Now they get really specific. “To facilitate this process, the Agency for Healthcare Research and Quality should identify a limited number of priority conditions that affect many people and account for a sizable portion of the national health burden and associated expenditures. In identifying these priority conditions, the agency should consider using the list of conditions identified through the Medical Expenditure Panel Survey (2000). According to the most recent survey data, the top 15 priority conditions are cancer, diabetes, emphysema, high cholesterol, HIV/AIDS, hypertension, ischemic heart disease, stroke, arthritis, asthma, gall bladder disease, stomach ulcers, back problems, Alzheimer's disease and other dementias, and depression and anxiety disorders.
Health care organizations, clinicians, purchasers, and other stakeholders should then work together to:
(1) organize evidence-based care processes consistent with best practices, This is a specific recommendation to use evidence-based protocols and systems specific to the priority chronic condition. Most of this work can be done remotely. (OMT systems and protocols)

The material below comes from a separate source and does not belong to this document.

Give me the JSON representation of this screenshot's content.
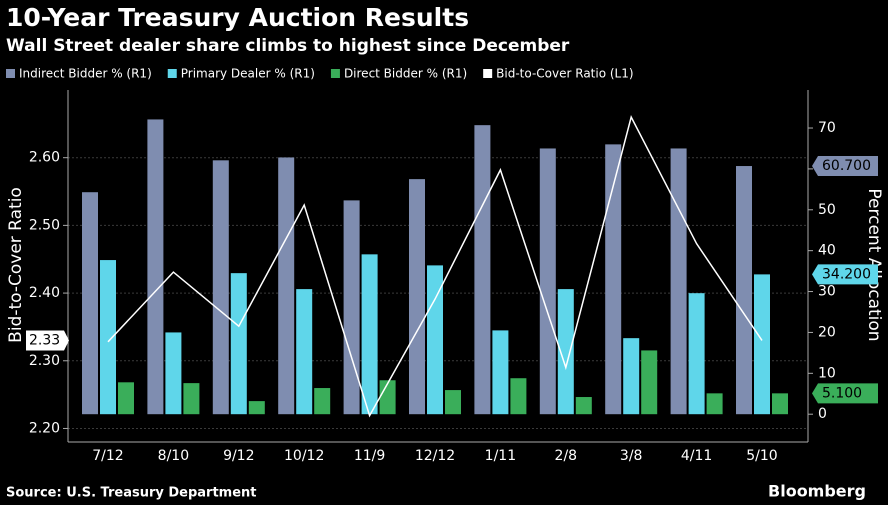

(2) organize major prevention programs to target key health risk behaviors associated with the onset or progression of these conditions, Patients need coaching to understand their disease, what can be done about it, and why it is worth their time.
(3) develop the information infrastructure needed to support the provision of care and the ongoing measurement of care processes and patient outcomes, and an EMR does not meet this requirement. The population health tool must identify the high-risk, high-cost conditions, which patients have achieved their goals and had their tests, who is on the protocol medications and taking them, and who has not been seen, to feed gaps to nurse coaches for closure.
(4) align the incentives inherent in payment and accountability processes with the goal of quality improvement.” The best payment model is full risk. Pay the team to do the work. Fee for service is a massive barrier.
Diabetes Care called for teams of nurses and pharmacists teamed with a physician and using protocols that are authorized to make independent treatment decisions in real time. The National Academy of Medicine provided a guide for implementation. Both have been ignored here in the US but adopted in other countries. Until we adopt these recommendations and follow this evidence, we will never have better health at lower cost. Let’s get started!